Непосредственным поводом для этой публикации, вероятно, стала научная работа, опубликованная Денисом Ребриковым и его коллегами, в которой они сообщают об успешном и эффективном редактировании гена CCR5 в человеческой зиготе (оплодотворенной яйцеклетке). В самой научной статье нет никаких указаний на то, что исследователи намереваются в ближайшее время произвести перенос эмбриона в матку женщины и в чем-либо переступить через этические стандарты, принятые исследовательским сообществом в этой области науки. Таким образом, осталось неясным, в чем сенсационность статьи и какие именно сомнения вызывают у научного сообщества эксперименты, проводимые в ЦАГиП им. В. И. Кулакова.

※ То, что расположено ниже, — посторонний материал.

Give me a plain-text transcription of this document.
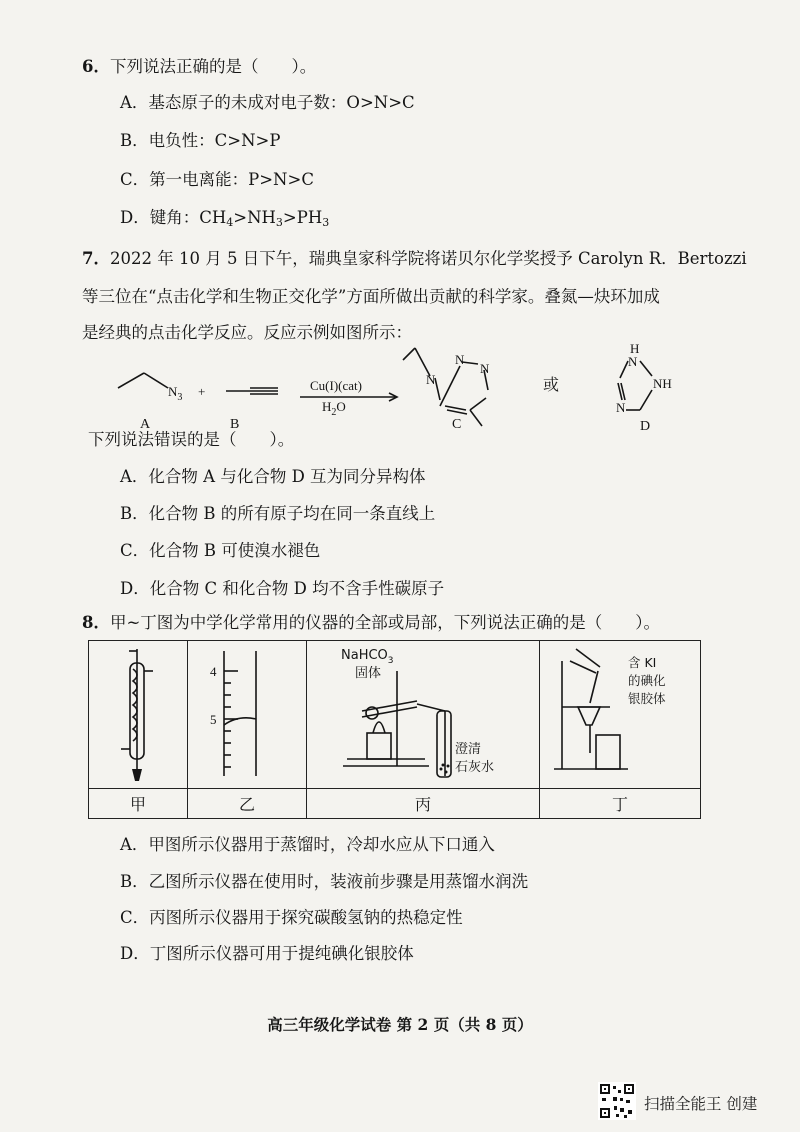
6．下列说法正确的是（　　）。
A．基态原子的未成对电子数：O>N>C
B．电负性：C>N>P
C．第一电离能：P>N>C
D．键角：$CH_4>NH_3>PH_3$
7．2022 年 10 月 5 日下午，瑞典皇家科学院将诺贝尔化学奖授予 Carolyn R．Bertozzi
等三位在“点击化学和生物正交化学”方面所做出贡献的科学家。叠氮—炔环加成
是经典的点击化学反应。反应示例如图所示：
$N_3$ +
A	B
Cu(I)(cat)
$H_2O$
N
N
N
C
或
H
N
NH
N
D
下列说法错误的是（　　）。
A．化合物 A 与化合物 D 互为同分异构体
B．化合物 B 的所有原子均在同一条直线上
C．化合物 B 可使溴水褪色
D．化合物 C 和化合物 D 均不含手性碳原子
8．甲~丁图为中学化学常用的仪器的全部或局部，下列说法正确的是（　　）。

4
5	NaHCO$_3$
固体
澄清
石灰水	含 KI
的碘化
银胶体

甲	乙	丙	丁
A．甲图所示仪器用于蒸馏时，冷却水应从下口通入
B．乙图所示仪器在使用时，装液前步骤是用蒸馏水润洗
C．丙图所示仪器用于探究碳酸氢钠的热稳定性
D．丁图所示仪器可用于提纯碘化银胶体
高三年级化学试卷 第 2 页（共 8 页）
扫描全能王 创建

Forbes попросил Дениса Владимировича Ребрикова ответить на несколько вопросов.
На какой стадии находятся ваши исследования?
Мы умеем делать редактированные эмбрионы, но пока не переносим их женщинам по двум причинам. Во-первых, мы не доказали окончательно безопасность этой технологии. Мы работаем над тем, чтобы корректно показать отсутствие изменений в других частях генома, — это главная опасность применения метода.
Во-вторых, мы ищем адекватную клиническую модель. Пока единственным вариантом адекватного применения, если говорить про ВИЧ-устойчивость, является случай, когда молодая ВИЧ-позитивная женщина плохо отвечает на антиретровирусную терапию. Такие случаи нечасты — один на несколько тысяч пациентов. Если она категорически отказывается от суррогатного материнства и при этом настаивает на реализации своей репродуктивной функции, это может быть показанием. С той оговоркой, что мы должны получать на такие случаи разрешение.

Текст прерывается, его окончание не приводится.